55.	You consider the Smith machine your private towel/coat rack. Not only is this convenient, but it prevent others from boarding the fail boat.
56.	You know that ammonia is an acceptable morning coffee substitute on days when you’re really struggling.
57.	You always carry spare underwear.
58.	You keep baby wipes, baby oil, chalk, and baby powder in your bag at all times
59.	You have no need to be a poser and “act” scary. You are scary
60.	You have no need to be a poser and act “tough”. You are tough and have proven yourself at competitions
61.	You would rather have a gift certificate to IronMind than GNC
62.	You take your shoes off to deadlift
63.	You hold records in max deadlift, deadlift for reps, 18” deadlift, axle deadlift, axle deadlift for reps, car deadlift, car deadlift for reps and most wings eaten in 30 minutes at the local pub.
64.	When you pick something up at work you have to remind yourself not to wait for a down command
65.	You think chucks aren’t an ideal shoe for meets.
66.	You spend more on NAS dues, meet fees, and fuel to travel to meets than you do on rent
67.	You wonder why it takes two people to unload a keg full of beer
68.	You have 12 egg whites every morning.  And twelve egg yolks.  Only small people skip the yolk.
69.	You can pull a semi truck but balk when your wife asks you to move a heavy box for fear of pulling something
70.	You think competing outside during a thunderstorm is pretty normal.
71.	You think spinning collars on a barbell are cheating
72.	You can lift odd shaped objects without hurting yourself
73.	You use your sick days because you can’t get out of bed after a meet, but still manage to get to the gym that night
74.	You care about the argument over who was better between Jon Pall and Kaz
75.	You know something that should have been on this list!


----------



## fubaseball (Aug 8, 2013)

Hahahahahha man this made me laugh and is all to true! I'm stealing this for FB


----------



## Ironbuilt (Aug 9, 2013)

Hell yeah this is great and should be posted in a strongmans weight room.
Fuse get this tattoed on your back bro..above your barbell tramp stamp above your ass crack...u guys see that on fuses fb ?.


----------



## BigBob (Aug 12, 2013)

Hahaha. Crossfit for strong people.


----------



## srd1 (Aug 12, 2013)

Soooo Funny!!!!


----------



## darksidefitness (Aug 13, 2013)

You may looks sexy with a tattoo like that!!!:naughty1:



Ironbuilt said:


> Hell yeah this is great and should be posted in a strongmans weight room.
> Fuse get this tattoed on your back bro..above your barbell tramp stamp above your ass crack...u guys see that on fuses fb ?.


----------



## kurtpl (Aug 16, 2013)

This article was taken from a website called Brute Strong.
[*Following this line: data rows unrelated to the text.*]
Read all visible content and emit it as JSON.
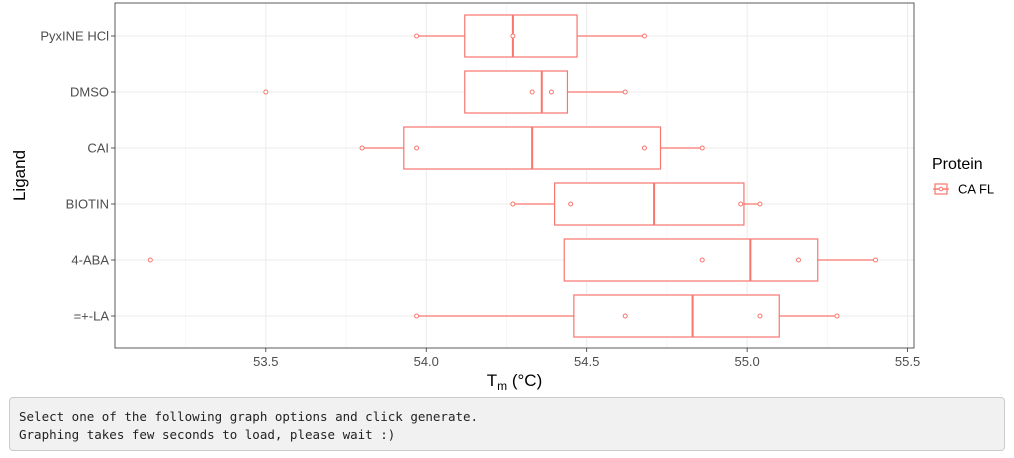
{
  "chart_data": {
    "type": "boxplot",
    "orientation": "horizontal",
    "xlabel": "Tm (°C)",
    "xlabel_main": "T",
    "xlabel_sub": "m",
    "xlabel_rest": " (°C)",
    "ylabel": "Ligand",
    "xlim": [
      53.03,
      55.52
    ],
    "x_ticks": [
      53.5,
      54.0,
      54.5,
      55.0,
      55.5
    ],
    "x_tick_labels": [
      "53.5",
      "54.0",
      "54.5",
      "55.0",
      "55.5"
    ],
    "x_minor_ticks": [
      53.25,
      53.75,
      54.25,
      54.75,
      55.25
    ],
    "grid": true,
    "legend_position": "right",
    "legend": {
      "title": "Protein",
      "entries": [
        {
          "name": "CA FL",
          "color": "#f8766d"
        }
      ]
    },
    "categories": [
      "PyxINE HCl",
      "DMSO",
      "CAI",
      "BIOTIN",
      "4-ABA",
      "=+-LA"
    ],
    "series": [
      {
        "name": "CA FL",
        "color": "#f8766d",
        "boxes": [
          {
            "category": "PyxINE HCl",
            "whisker_low": 53.97,
            "q1": 54.12,
            "median": 54.27,
            "q3": 54.47,
            "whisker_high": 54.68,
            "points": [
              53.97,
              54.27,
              54.68
            ]
          },
          {
            "category": "DMSO",
            "whisker_low": 54.12,
            "q1": 54.12,
            "median": 54.36,
            "q3": 54.44,
            "whisker_high": 54.62,
            "points": [
              53.5,
              54.33,
              54.39,
              54.62
            ]
          },
          {
            "category": "CAI",
            "whisker_low": 53.8,
            "q1": 53.93,
            "median": 54.33,
            "q3": 54.73,
            "whisker_high": 54.86,
            "points": [
              53.8,
              53.97,
              54.68,
              54.86
            ]
          },
          {
            "category": "BIOTIN",
            "whisker_low": 54.27,
            "q1": 54.4,
            "median": 54.71,
            "q3": 54.99,
            "whisker_high": 55.04,
            "points": [
              54.27,
              54.45,
              54.98,
              55.04
            ]
          },
          {
            "category": "4-ABA",
            "whisker_low": 54.43,
            "q1": 54.43,
            "median": 55.01,
            "q3": 55.22,
            "whisker_high": 55.4,
            "points": [
              53.14,
              54.86,
              55.16,
              55.4
            ]
          },
          {
            "category": "=+-LA",
            "whisker_low": 53.97,
            "q1": 54.46,
            "median": 54.83,
            "q3": 55.1,
            "whisker_high": 55.28,
            "points": [
              53.97,
              54.62,
              55.04,
              55.28
            ]
          }
        ]
      }
    ]
  },
  "message": {
    "line1": "Select one of the following graph options and click generate.",
    "line2": "Graphing takes few seconds to load, please wait :)"
  }
}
It was reprinted without permission. We will file a DMCA complaint if this article is not removed by Monday August 19th. 

Thank you.


----------



## LastChance (Aug 16, 2013)

booooooo.....you suck.


----------



## kurtpl (Aug 19, 2013)

Filing a DMCA tomorrow.


----------



## kurtpl (Aug 19, 2013)

LastChance said:


> booooooo.....you suck.



Put a link in. The guy worked his ass off.


----------



## Enigmatic707 (Aug 19, 2013)

kurtpl said:


> Filing a DMCA tomorrow.



Wtf are you talking about?


----------



## WesleyInman (Sep 7, 2013)

#27...My joints live off Horse Linament


----------



## Ironbuilt (Sep 8, 2013)

kurtpl said:


> Filing a DMCA tomorrow.



Lmfao
.who are u a copywrite cop..?  You probably need to read up on what u r talking about.. dont be a fool.fool


----------



## wrees (Sep 14, 2013)

kurtpl said:


> Put a link in. The guy worked his ass off.





worked his ass off? gtfo


----------



## wrees (Sep 14, 2013)

kurtpl said:


> Filing a DMCA tomorrow.



im telling my mom


----------



## darksidefitness (Sep 15, 2013)

Like Ron White said...YOU CAN FIX STUPID!!!




kurtpl said:


> This article was taken from a website called Brute Strong. It was reprinted without permission. We will file a DMCA complaint if this article is not removed by Monday August 19th.
> 
> Thank you.


----------



## darksidefitness (Sep 16, 2013)

nahhhh...is more like the copyrights fairy!!!





Ironbuilt said:


> Lmfao
> .who are u a copywrite cop..?


----------